By f of f(S) (appeared in \bigcup_{n\ge0} f^n(S)), did you mean a “derived” mapping

\begin{aligned} f' &: 2^T \to 2^T \\ &: S \mapsto \bigcup_{t \in S} f(t) \end{aligned}

? Just making sure, since I often see that f of f(S) in math to mean the “simply lifted” version S \mapsto \{ f(t) | t \in S \}.

If this is correct, I suppose I can rephrase the problem is to find a (non-trivial) fixed point \hat S \subset T of \hat f where

\begin{aligned} \hat f &: 2^T \to 2^T \\ &: S \mapsto S \cup f'(S) \end{aligned}

?

If I understand the problem statement correctly, a simple solution may be:

function fixedpoint(
    f!,
    inits,
    T = eltype(inits);
    ntasks = max(1, Threads.nthreads() - 1),
    buffersize = max(length(inits), 2^20),
)
    inputs = Channel{T}(buffersize)
    outputs = Channel{Vector{T}}(buffersize)
    fp = Set{T}()

    ninputs = 0
    for x in inits
        put!(inputs, x)
        ninputs += 1
    end
    @sync try
        for _ in 1:ntasks
            Threads.@spawn try
                for x in inputs
                    # Note: this can be further optimized by pooling allocated
                    # `ys` inside the centralized `while ninputs > 0` loop.
                    ys = eltype(outputs)(undef, 0)
                    f!(ys, x)
                    push!(outputs, ys)
                end
            finally
                close(outputs)
                close(inputs)
            end
        end

        while ninputs > 0
            ys = take!(outputs)
            ninputs -= 1
            for y in ys
                if !(y in fp)
                    ninputs += 1
                    if ninputs > buffersize
                        error("pending inputs exceeds buffersize")
                    end
                    put!(inputs, y)
                    push!(fp, y)
                end
            end
        end
    finally
        close(outputs)
        close(inputs)
    end

    return fp
end


# MWE
function f!(ys, x)
    d = √(1 - x)
    y1 = round((1 + d) / 3; digits = 10)
    y2 = round((1 - d) / 3; digits = 10)
    push!(ys, y1)
    push!(ys, y2)
end

fp = fixedpoint(f!, [0.25])

The point is to handle the duplication detection in one place so that it is easy to track pending inputs.
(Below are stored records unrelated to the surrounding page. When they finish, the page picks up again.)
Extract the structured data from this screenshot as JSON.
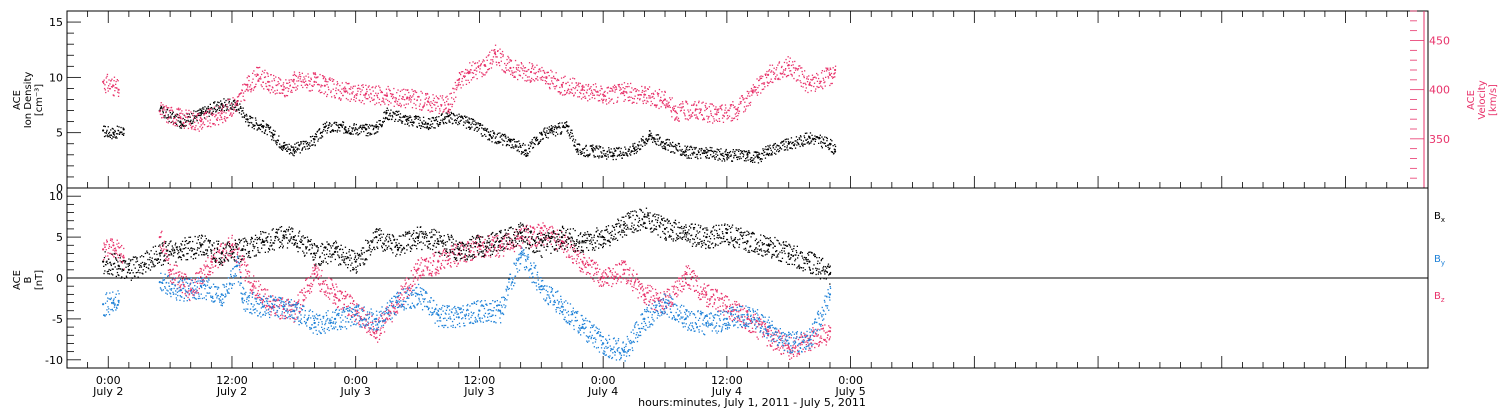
{
  "colors": {
    "axis": "#000000",
    "ion_density": "#000000",
    "velocity": "#e8336b",
    "bx": "#000000",
    "by": "#1f82d8",
    "bz": "#e8336b"
  },
  "x_axis": {
    "range_hours": [
      -4,
      128
    ],
    "ticks": [
      {
        "hour": 0,
        "time": "0:00",
        "day": "July 2"
      },
      {
        "hour": 12,
        "time": "12:00",
        "day": "July 2"
      },
      {
        "hour": 24,
        "time": "0:00",
        "day": "July 3"
      },
      {
        "hour": 36,
        "time": "12:00",
        "day": "July 3"
      },
      {
        "hour": 48,
        "time": "0:00",
        "day": "July 4"
      },
      {
        "hour": 60,
        "time": "12:00",
        "day": "July 4"
      },
      {
        "hour": 72,
        "time": "0:00",
        "day": "July 5"
      }
    ],
    "label": "hours:minutes, July  1, 2011 - July  5, 2011"
  },
  "chart_data": [
    {
      "type": "scatter",
      "panel": "top",
      "ylabel_left": [
        "ACE",
        "Ion Density",
        "[cm⁻³]"
      ],
      "ylabel_right": [
        "ACE",
        "Velocity",
        "[km/s]"
      ],
      "ylim_left": [
        0,
        16
      ],
      "yticks_left": [
        0,
        5,
        10,
        15
      ],
      "ylim_right": [
        300,
        480
      ],
      "yticks_right": [
        350,
        400,
        450
      ],
      "series": [
        {
          "axis": "left",
          "color_key": "ion_density",
          "points": [
            [
              -0.5,
              5.2
            ],
            [
              0.5,
              5.0
            ],
            [
              1.5,
              5.3
            ],
            [
              5.0,
              7.0
            ],
            [
              7.0,
              6.0
            ],
            [
              9.0,
              6.8
            ],
            [
              11.0,
              7.6
            ],
            [
              12.5,
              7.5
            ],
            [
              13.5,
              6.2
            ],
            [
              15.0,
              5.6
            ],
            [
              16.0,
              4.8
            ],
            [
              17.0,
              3.8
            ],
            [
              18.0,
              3.5
            ],
            [
              20.0,
              4.4
            ],
            [
              21.0,
              5.5
            ],
            [
              23.0,
              5.5
            ],
            [
              25.0,
              5.3
            ],
            [
              26.0,
              5.5
            ],
            [
              27.0,
              6.8
            ],
            [
              29.0,
              6.2
            ],
            [
              31.0,
              5.8
            ],
            [
              33.0,
              6.5
            ],
            [
              35.0,
              5.9
            ],
            [
              37.0,
              4.8
            ],
            [
              39.0,
              4.2
            ],
            [
              40.5,
              3.4
            ],
            [
              42.0,
              4.9
            ],
            [
              43.0,
              5.2
            ],
            [
              44.5,
              5.6
            ],
            [
              45.5,
              3.5
            ],
            [
              47.0,
              3.4
            ],
            [
              49.0,
              3.1
            ],
            [
              51.0,
              3.6
            ],
            [
              52.5,
              4.8
            ],
            [
              54.0,
              4.0
            ],
            [
              56.0,
              3.3
            ],
            [
              58.0,
              3.2
            ],
            [
              60.0,
              3.0
            ],
            [
              62.0,
              3.0
            ],
            [
              63.0,
              2.8
            ],
            [
              64.0,
              3.5
            ],
            [
              66.0,
              4.0
            ],
            [
              68.0,
              4.6
            ],
            [
              70.0,
              4.0
            ],
            [
              70.5,
              3.3
            ]
          ]
        },
        {
          "axis": "right",
          "color_key": "velocity",
          "points": [
            [
              -0.5,
              408
            ],
            [
              0.5,
              404
            ],
            [
              1.0,
              400
            ],
            [
              5.0,
              378
            ],
            [
              7.0,
              372
            ],
            [
              9.0,
              368
            ],
            [
              11.0,
              376
            ],
            [
              12.5,
              388
            ],
            [
              13.5,
              405
            ],
            [
              14.5,
              415
            ],
            [
              15.5,
              408
            ],
            [
              17.0,
              400
            ],
            [
              18.0,
              410
            ],
            [
              20.0,
              408
            ],
            [
              21.0,
              404
            ],
            [
              23.0,
              398
            ],
            [
              25.0,
              396
            ],
            [
              27.0,
              394
            ],
            [
              29.0,
              392
            ],
            [
              31.0,
              388
            ],
            [
              33.0,
              385
            ],
            [
              34.0,
              410
            ],
            [
              35.0,
              418
            ],
            [
              36.5,
              425
            ],
            [
              37.5,
              437
            ],
            [
              39.0,
              422
            ],
            [
              41.0,
              418
            ],
            [
              42.5,
              412
            ],
            [
              44.0,
              405
            ],
            [
              46.0,
              400
            ],
            [
              48.0,
              395
            ],
            [
              50.0,
              398
            ],
            [
              52.0,
              395
            ],
            [
              54.0,
              390
            ],
            [
              55.0,
              378
            ],
            [
              57.0,
              380
            ],
            [
              59.0,
              375
            ],
            [
              61.0,
              380
            ],
            [
              62.5,
              398
            ],
            [
              64.0,
              415
            ],
            [
              66.0,
              425
            ],
            [
              68.0,
              405
            ],
            [
              70.0,
              415
            ],
            [
              70.5,
              420
            ]
          ]
        }
      ]
    },
    {
      "type": "scatter",
      "panel": "bottom",
      "ylabel_left": [
        "ACE",
        "B",
        "[nT]"
      ],
      "ylim": [
        -11,
        11
      ],
      "yticks": [
        -10,
        -5,
        0,
        5,
        10
      ],
      "zero_line": true,
      "legend": [
        {
          "text": "B",
          "sub": "x",
          "color_key": "bx"
        },
        {
          "text": "B",
          "sub": "y",
          "color_key": "by"
        },
        {
          "text": "B",
          "sub": "z",
          "color_key": "bz"
        }
      ],
      "series": [
        {
          "color_key": "bx",
          "points": [
            [
              -0.5,
              2.0
            ],
            [
              1.0,
              1.5
            ],
            [
              2.0,
              1.0
            ],
            [
              5.0,
              3.0
            ],
            [
              7.0,
              3.5
            ],
            [
              9.0,
              4.0
            ],
            [
              11.0,
              3.0
            ],
            [
              13.0,
              3.5
            ],
            [
              15.0,
              4.5
            ],
            [
              17.0,
              5.2
            ],
            [
              18.0,
              5.0
            ],
            [
              20.0,
              3.0
            ],
            [
              22.0,
              3.2
            ],
            [
              24.0,
              2.0
            ],
            [
              26.0,
              5.0
            ],
            [
              28.0,
              4.0
            ],
            [
              30.0,
              5.0
            ],
            [
              32.0,
              4.5
            ],
            [
              34.0,
              3.5
            ],
            [
              36.0,
              4.0
            ],
            [
              38.0,
              4.5
            ],
            [
              40.0,
              5.5
            ],
            [
              42.0,
              4.0
            ],
            [
              44.0,
              5.0
            ],
            [
              46.0,
              4.5
            ],
            [
              48.0,
              5.0
            ],
            [
              50.0,
              6.5
            ],
            [
              52.0,
              7.5
            ],
            [
              54.0,
              6.0
            ],
            [
              56.0,
              5.5
            ],
            [
              58.0,
              5.0
            ],
            [
              60.0,
              5.5
            ],
            [
              62.0,
              4.5
            ],
            [
              64.0,
              4.0
            ],
            [
              66.0,
              3.0
            ],
            [
              68.0,
              2.0
            ],
            [
              70.0,
              0.5
            ]
          ]
        },
        {
          "color_key": "by",
          "points": [
            [
              -0.5,
              -3.2
            ],
            [
              0.5,
              -3.0
            ],
            [
              1.0,
              -2.8
            ],
            [
              5.0,
              -0.5
            ],
            [
              7.0,
              -1.5
            ],
            [
              9.0,
              -1.0
            ],
            [
              11.0,
              -2.0
            ],
            [
              12.5,
              1.5
            ],
            [
              13.0,
              -2.5
            ],
            [
              15.0,
              -3.5
            ],
            [
              17.0,
              -3.5
            ],
            [
              18.0,
              -4.0
            ],
            [
              20.0,
              -5.5
            ],
            [
              22.0,
              -5.0
            ],
            [
              24.0,
              -4.5
            ],
            [
              26.0,
              -5.0
            ],
            [
              28.0,
              -3.0
            ],
            [
              30.0,
              -2.0
            ],
            [
              32.0,
              -4.5
            ],
            [
              34.0,
              -4.8
            ],
            [
              36.0,
              -4.0
            ],
            [
              38.0,
              -4.0
            ],
            [
              40.0,
              3.0
            ],
            [
              42.0,
              -1.0
            ],
            [
              44.0,
              -3.5
            ],
            [
              46.0,
              -6.0
            ],
            [
              48.0,
              -8.0
            ],
            [
              50.0,
              -9.0
            ],
            [
              52.0,
              -5.0
            ],
            [
              54.0,
              -3.0
            ],
            [
              56.0,
              -5.0
            ],
            [
              58.0,
              -5.5
            ],
            [
              60.0,
              -5.0
            ],
            [
              62.0,
              -4.5
            ],
            [
              64.0,
              -6.0
            ],
            [
              66.0,
              -8.0
            ],
            [
              68.0,
              -7.5
            ],
            [
              70.0,
              -2.0
            ]
          ]
        },
        {
          "color_key": "bz",
          "points": [
            [
              -0.5,
              3.5
            ],
            [
              0.5,
              4.0
            ],
            [
              1.5,
              2.5
            ],
            [
              5.0,
              5.0
            ],
            [
              6.0,
              1.0
            ],
            [
              8.0,
              -1.5
            ],
            [
              10.0,
              2.0
            ],
            [
              12.0,
              4.0
            ],
            [
              14.0,
              -1.0
            ],
            [
              16.0,
              -3.5
            ],
            [
              18.0,
              -4.0
            ],
            [
              20.0,
              0.5
            ],
            [
              22.0,
              -2.0
            ],
            [
              24.0,
              -4.0
            ],
            [
              26.0,
              -6.5
            ],
            [
              28.0,
              -3.0
            ],
            [
              30.0,
              1.0
            ],
            [
              32.0,
              2.0
            ],
            [
              34.0,
              3.0
            ],
            [
              36.0,
              4.0
            ],
            [
              38.0,
              4.0
            ],
            [
              40.0,
              5.0
            ],
            [
              42.0,
              5.5
            ],
            [
              44.0,
              4.5
            ],
            [
              46.0,
              2.0
            ],
            [
              48.0,
              0.0
            ],
            [
              50.0,
              1.0
            ],
            [
              52.0,
              -2.0
            ],
            [
              54.0,
              -3.0
            ],
            [
              56.0,
              0.5
            ],
            [
              58.0,
              -2.0
            ],
            [
              60.0,
              -3.5
            ],
            [
              62.0,
              -5.0
            ],
            [
              64.0,
              -7.0
            ],
            [
              66.0,
              -8.5
            ],
            [
              68.0,
              -7.5
            ],
            [
              70.0,
              -6.5
            ]
          ]
        }
      ]
    }
  ]
}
It also has an extra benefit to keep the set locally in one CPU. Of course, since all the workers are banging two shared channels, you’d need expensive enough f! for this to be useful.

An interesting optimization may be to use a persistent data structure tracking the fixed point, share it with the workers, and then filter out the elements on the worker side. This is a valid optimization due to the monotonicity of \hat f (i.e., it’s OK to prune elements using the “past fixed point candidate” that under-estimates the latest view).

I think it’s still possible to use the feedback skeleton for this but you’d need a concurrent set which is hard to implement and hard to make it efficient. A problem-specific solution like above may not be so bad.

Is this always correct to do this, for arbitrary “stack” usage? Aren’t your test depending on that 11 % 3 != 0?